Not long ago I was talking to an MS Marketing person and when they asked me their standard

 

“What do you think of the Ribbon?”  question. I misspoke and said:

 

“It’s fine.  It’s just another menu and it works just fine once you play with it a while.  It sortsa bugs me that the focus on the Ribbon over-shadows all the cool new stuff in Excel 2007.” 

 

Oops – wrong answer…  I could tell it wasn’t what he wanted to hear.

 

Unfortunately after working on a REAL project (for money) using Excel 2007 for the past few weeks, I would totally repeat the same answer (and I guess I am here aren’t I?) - in fact more forcefully.

 

I LIKE the Ribbon in Excel (Access is still an open issue with me), but I believe that the best way to promote the new Excel might be to play down the Ribbon issue and play up the new formatting, data and Sharepoint integration stories and other cool things in the new product. 

 

Focusing on the Ribbon is like the time I was standing on an elevated tee on a par 3 and my wife’s cousin piped up “Don’t even think about that huge valley between you and the green – take it right out of your mind.” 

 

Thanks Gerry……

Published Thursday, June 07, 2007 9:24 AM by dmoffat

Comments

# re: Maybe We Shouldn't Make So Much Out Of The Ribbon

Thursday, June 07, 2007 10:21 AM by XL-Dennis

Dick,

Let's face it: It's here to stay.

Kind regards,

Dennis

# re: Maybe We Shouldn't Make So Much Out Of The Ribbon

Friday, June 15, 2007 5:02 PM by Simon

Dick

I tried not to bite, really I did. but...

'What do I think of the ribbon'? Its a big step backwards for advanced users, probably helps the less experienced.

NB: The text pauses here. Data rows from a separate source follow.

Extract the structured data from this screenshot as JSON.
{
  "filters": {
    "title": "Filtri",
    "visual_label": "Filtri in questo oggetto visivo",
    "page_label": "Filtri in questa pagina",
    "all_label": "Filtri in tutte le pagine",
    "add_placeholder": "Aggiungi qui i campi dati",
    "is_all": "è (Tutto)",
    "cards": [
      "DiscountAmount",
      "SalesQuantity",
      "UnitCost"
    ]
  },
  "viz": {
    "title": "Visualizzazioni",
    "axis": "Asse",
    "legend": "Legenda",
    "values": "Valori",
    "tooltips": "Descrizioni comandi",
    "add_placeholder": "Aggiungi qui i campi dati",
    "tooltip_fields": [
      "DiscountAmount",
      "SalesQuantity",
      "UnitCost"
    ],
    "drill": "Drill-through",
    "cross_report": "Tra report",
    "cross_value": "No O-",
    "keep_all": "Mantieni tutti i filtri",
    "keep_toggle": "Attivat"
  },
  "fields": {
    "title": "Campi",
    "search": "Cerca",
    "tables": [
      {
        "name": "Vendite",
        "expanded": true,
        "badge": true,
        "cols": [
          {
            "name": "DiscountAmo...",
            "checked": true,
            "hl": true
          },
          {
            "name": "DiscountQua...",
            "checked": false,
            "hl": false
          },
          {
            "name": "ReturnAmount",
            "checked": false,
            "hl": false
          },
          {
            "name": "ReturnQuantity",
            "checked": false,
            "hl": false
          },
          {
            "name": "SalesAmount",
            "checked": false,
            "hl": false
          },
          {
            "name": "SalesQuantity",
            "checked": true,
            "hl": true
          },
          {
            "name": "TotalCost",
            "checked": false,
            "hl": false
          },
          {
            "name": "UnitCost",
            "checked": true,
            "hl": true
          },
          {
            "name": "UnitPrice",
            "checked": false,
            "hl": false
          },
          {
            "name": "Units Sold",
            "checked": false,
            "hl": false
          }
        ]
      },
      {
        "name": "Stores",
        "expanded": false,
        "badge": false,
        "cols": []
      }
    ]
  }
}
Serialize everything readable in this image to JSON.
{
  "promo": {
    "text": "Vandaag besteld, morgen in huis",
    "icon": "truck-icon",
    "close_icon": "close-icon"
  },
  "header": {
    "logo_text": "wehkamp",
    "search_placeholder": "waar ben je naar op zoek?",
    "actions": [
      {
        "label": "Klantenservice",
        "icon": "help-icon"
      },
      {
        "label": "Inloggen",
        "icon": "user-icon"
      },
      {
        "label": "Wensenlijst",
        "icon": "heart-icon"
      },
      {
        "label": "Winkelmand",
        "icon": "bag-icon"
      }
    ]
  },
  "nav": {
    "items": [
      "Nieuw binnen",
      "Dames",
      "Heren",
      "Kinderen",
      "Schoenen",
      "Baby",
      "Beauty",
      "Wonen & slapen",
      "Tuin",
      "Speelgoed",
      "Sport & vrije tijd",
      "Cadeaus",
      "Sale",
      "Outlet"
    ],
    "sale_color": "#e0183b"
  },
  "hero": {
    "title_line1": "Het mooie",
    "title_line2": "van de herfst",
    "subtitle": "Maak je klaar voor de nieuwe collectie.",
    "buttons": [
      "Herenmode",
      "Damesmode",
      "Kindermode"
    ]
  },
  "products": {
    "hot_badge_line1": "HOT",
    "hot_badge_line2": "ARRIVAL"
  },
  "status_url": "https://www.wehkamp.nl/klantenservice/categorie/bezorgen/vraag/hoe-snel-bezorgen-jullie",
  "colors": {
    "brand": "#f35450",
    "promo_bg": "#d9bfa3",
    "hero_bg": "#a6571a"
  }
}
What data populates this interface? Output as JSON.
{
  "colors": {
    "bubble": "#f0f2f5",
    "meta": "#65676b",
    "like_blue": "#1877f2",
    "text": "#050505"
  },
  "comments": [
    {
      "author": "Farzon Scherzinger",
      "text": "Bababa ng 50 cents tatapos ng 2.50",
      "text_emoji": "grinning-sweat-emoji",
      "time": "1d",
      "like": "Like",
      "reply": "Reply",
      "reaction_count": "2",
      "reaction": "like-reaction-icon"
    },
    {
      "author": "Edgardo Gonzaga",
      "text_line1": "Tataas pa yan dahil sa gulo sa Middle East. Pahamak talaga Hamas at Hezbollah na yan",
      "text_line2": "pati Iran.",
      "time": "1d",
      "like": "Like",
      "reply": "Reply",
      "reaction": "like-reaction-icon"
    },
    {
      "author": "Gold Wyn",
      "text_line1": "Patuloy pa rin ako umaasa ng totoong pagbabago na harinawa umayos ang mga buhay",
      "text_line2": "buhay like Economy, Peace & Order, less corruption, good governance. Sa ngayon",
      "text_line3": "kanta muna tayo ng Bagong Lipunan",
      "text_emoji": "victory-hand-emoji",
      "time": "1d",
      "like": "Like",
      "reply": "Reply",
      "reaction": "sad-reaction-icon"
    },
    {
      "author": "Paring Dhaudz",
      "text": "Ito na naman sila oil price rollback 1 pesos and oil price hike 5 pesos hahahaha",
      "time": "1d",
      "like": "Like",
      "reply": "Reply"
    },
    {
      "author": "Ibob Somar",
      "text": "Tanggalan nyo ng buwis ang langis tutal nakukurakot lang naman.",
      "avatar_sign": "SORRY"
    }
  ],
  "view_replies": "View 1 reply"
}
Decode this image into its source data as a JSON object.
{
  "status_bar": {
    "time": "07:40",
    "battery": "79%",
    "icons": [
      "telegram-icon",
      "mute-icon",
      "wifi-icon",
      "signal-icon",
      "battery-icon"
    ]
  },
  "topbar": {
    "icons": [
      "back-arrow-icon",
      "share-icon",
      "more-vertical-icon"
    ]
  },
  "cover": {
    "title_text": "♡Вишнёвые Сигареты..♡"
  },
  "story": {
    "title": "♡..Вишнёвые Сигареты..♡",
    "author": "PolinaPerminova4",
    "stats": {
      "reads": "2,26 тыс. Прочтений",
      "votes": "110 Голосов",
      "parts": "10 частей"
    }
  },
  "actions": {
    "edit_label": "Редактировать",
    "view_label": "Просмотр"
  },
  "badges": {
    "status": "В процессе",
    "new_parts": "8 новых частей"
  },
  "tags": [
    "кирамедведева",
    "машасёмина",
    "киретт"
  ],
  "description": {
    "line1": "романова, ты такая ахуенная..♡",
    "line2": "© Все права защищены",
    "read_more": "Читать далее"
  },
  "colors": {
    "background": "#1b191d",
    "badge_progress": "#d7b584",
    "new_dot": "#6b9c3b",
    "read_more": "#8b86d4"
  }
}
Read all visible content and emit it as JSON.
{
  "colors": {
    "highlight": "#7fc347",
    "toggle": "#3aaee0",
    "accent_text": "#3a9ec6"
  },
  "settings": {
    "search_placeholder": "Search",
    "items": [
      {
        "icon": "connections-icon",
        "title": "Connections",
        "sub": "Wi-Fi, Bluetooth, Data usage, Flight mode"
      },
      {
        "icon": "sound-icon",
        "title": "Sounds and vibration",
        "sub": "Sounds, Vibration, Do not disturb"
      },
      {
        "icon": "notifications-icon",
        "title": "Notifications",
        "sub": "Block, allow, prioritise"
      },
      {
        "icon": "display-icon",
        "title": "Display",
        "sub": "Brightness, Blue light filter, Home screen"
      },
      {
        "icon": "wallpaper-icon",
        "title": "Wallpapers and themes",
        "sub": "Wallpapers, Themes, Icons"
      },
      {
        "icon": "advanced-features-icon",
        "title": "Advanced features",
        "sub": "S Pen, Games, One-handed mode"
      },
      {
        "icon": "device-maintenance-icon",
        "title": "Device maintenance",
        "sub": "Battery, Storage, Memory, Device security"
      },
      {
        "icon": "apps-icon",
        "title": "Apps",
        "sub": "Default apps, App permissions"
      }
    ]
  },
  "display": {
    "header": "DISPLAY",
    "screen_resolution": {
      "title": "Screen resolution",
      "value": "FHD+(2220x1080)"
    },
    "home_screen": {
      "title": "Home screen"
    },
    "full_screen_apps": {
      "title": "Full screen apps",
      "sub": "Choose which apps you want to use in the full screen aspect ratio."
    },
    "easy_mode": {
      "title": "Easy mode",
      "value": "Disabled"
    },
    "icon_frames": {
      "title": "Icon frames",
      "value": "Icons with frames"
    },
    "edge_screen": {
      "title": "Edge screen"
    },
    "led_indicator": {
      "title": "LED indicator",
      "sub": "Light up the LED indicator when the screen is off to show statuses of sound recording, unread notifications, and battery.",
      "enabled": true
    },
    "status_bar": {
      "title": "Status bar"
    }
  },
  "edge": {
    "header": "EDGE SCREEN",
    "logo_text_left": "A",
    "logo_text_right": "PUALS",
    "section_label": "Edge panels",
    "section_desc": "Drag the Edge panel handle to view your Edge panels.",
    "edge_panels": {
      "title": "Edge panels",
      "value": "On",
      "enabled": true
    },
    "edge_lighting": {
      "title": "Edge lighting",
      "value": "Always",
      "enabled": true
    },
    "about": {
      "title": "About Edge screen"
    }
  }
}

It makes the Office suite look and feel like a beginners toy rather than something that can be used to develop serious line of business apps.

I think the interface is important, and for me the ribbon hides all the features I need, so it is a big issue.

Also its part of the bigger issue of breaking changes v compatibility. I dont mind big changes if they bring real benefits but for me the ribbon is way worse than the 2003 UI.

As to Dennis' question where is it going?, I don't know. what am I going to do about it? avoid it as long as possible, then code my own interface probably.

cheers

Simon

# re: Maybe We Shouldn't Make So Much Out Of The Ribbon

Tuesday, June 19, 2007 10:33 AM by dmoffat

Gee Simon - thanx for biting - I was hoping you would nibble on this topic........

I agree completely with your comments - especially "It makes the Office suite look and feel like a beginners toy rather than something that can be used to develop serious line of business apps.".

I believe that it there has to come a straight-forward, builtin and practical way for developers to grab control of the Ribbon and remove it if they want or preferrably replace it's functionality with their own.  It would be good if we even could create our own menu-bars to replace the Ribbon as part of the developer functionality.  

This would separate the Ribbon (which as I said is just another menu to me and "may" have some value for new users - all of whom must be about ten years old or younger because I don't find a lot of people who might use Excel who don't already use Excel (??)) ) from the "application" experience if you want to do so.

Cheers

Dick

# re: Maybe We Shouldn't Make So Much Out Of The Ribbon

Monday, June 25, 2007 9:15 PM by Simon

Dick

you provided the missing link again.

the O2007 UI is incompatible with the one everyone is currently using, so existing users won't be rushing to migrate.

The only new people starting using Office are kids at school.

Hence the childs toy interface, to get the kids on side.

I think the ribbon is a big step towards web delivery of Office functionality, personally I prefer the performance of working locally, but SOA seems to be the future.